Nell’ordinanza di sequestro dello scorso inverno il magistrato definiva
la “situazione paradossale”. Secondo il magistrao l’azienza
“imperterrita” aveva continuato a produrre nonostante l’autorità
giudiziaria avesse emesso un primo provvedimento il 26 luglio del 2012,
poi confermato dal Riesame e così fino in Cassazione, di blocco della
produzione. L’azienda del gruppo Riva, quindi, non avrebbe potuto far
uscire dalla fabbrica nessuno tipo di lavorato o prodotto. Tutto
l’acciaio prodotto all’Ilva da quel giorno in poi, secondo il gip, era
ed è frutto di un reato. Quel disastro ambientale provocato
da un riversamento continuo “nell’ambiente circostante e non di una
quantità rilevante di sostanze altamente nocive per la salute umana” e
non solo. I prodotti lavorati finali erano e sono, nel ragionamento del
gip, il “frutto” di un avvelenamento del territorio, degli animali e
delle persone che, secondo i rapporti epidemiologici, ha portato il
territorio ad avere un’incidenza di tumori spaventosamente alta.

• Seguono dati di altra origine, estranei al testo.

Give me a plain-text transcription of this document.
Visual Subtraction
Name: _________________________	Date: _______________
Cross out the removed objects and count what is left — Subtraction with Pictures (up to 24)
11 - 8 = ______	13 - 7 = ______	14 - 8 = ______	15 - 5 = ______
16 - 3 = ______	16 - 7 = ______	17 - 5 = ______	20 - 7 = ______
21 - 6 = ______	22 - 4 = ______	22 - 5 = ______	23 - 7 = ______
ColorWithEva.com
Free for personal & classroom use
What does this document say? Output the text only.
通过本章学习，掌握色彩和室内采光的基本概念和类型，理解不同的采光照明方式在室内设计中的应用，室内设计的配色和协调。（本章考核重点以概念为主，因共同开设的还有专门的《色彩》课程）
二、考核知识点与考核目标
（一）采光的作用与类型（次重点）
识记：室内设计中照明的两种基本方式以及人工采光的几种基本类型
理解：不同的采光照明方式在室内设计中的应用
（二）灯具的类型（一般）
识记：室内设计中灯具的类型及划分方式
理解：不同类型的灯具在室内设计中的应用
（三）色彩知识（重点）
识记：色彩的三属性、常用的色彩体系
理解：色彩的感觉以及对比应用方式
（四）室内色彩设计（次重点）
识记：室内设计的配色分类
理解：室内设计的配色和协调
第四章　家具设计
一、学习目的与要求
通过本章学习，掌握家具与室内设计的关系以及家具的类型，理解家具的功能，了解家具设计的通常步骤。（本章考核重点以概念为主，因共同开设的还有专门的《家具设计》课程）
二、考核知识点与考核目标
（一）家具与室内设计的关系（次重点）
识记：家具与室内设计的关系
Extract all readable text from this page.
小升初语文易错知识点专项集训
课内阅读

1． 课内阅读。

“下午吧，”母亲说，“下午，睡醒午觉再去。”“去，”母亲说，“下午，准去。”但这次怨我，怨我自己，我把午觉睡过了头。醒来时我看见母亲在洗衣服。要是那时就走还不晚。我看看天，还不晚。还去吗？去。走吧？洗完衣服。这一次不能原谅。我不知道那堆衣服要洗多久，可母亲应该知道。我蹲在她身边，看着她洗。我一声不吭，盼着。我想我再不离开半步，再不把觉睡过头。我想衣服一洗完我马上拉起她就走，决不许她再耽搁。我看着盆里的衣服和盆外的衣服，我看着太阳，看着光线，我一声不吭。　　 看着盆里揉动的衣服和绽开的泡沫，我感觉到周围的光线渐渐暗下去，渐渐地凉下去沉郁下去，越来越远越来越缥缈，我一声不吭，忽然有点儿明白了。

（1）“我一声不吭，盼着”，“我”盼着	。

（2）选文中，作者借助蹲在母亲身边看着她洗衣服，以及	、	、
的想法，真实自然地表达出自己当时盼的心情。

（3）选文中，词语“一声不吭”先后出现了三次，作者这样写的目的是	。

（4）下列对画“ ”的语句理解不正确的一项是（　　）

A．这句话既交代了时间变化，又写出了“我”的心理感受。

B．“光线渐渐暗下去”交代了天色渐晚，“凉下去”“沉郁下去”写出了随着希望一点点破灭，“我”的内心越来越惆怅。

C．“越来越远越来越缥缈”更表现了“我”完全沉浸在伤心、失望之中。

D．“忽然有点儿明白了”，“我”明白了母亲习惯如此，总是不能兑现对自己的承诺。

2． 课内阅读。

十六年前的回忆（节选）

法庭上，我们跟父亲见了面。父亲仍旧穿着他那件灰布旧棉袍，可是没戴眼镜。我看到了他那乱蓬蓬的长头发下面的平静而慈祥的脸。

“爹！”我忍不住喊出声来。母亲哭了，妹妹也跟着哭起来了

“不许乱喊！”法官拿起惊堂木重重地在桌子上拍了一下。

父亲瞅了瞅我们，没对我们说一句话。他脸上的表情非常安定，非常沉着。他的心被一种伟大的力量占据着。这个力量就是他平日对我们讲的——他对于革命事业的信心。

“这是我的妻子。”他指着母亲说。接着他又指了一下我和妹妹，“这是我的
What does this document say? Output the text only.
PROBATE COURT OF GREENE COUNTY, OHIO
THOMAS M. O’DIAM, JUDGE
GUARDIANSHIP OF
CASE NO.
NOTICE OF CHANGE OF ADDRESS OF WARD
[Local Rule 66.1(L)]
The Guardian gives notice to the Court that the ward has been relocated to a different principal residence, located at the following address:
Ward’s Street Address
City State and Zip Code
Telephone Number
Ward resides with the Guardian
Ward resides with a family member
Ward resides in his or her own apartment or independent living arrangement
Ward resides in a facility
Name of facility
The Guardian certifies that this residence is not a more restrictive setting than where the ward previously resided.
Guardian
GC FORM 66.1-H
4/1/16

Lo scorso 9 aprile la Corte Costituzionale aveva
dichiarato la legge ‘salva Ilva‘ costituzionale. I giudici, al termine
dell’udienza, avevano dichiarato inammissibili o infondati i ricorsi
proposti dalla magistratura. La Consulta in comunicato emanato spiegava
di ritenere “in parte inammissibili e in parte non fondate le questioni
di legittimità costituzionale. Una decisione, quindi, che aveva aperto
uno scenario tutto nuovo e che sembrava essere andato tutto a favore
dell’impresa e a discapito della salute.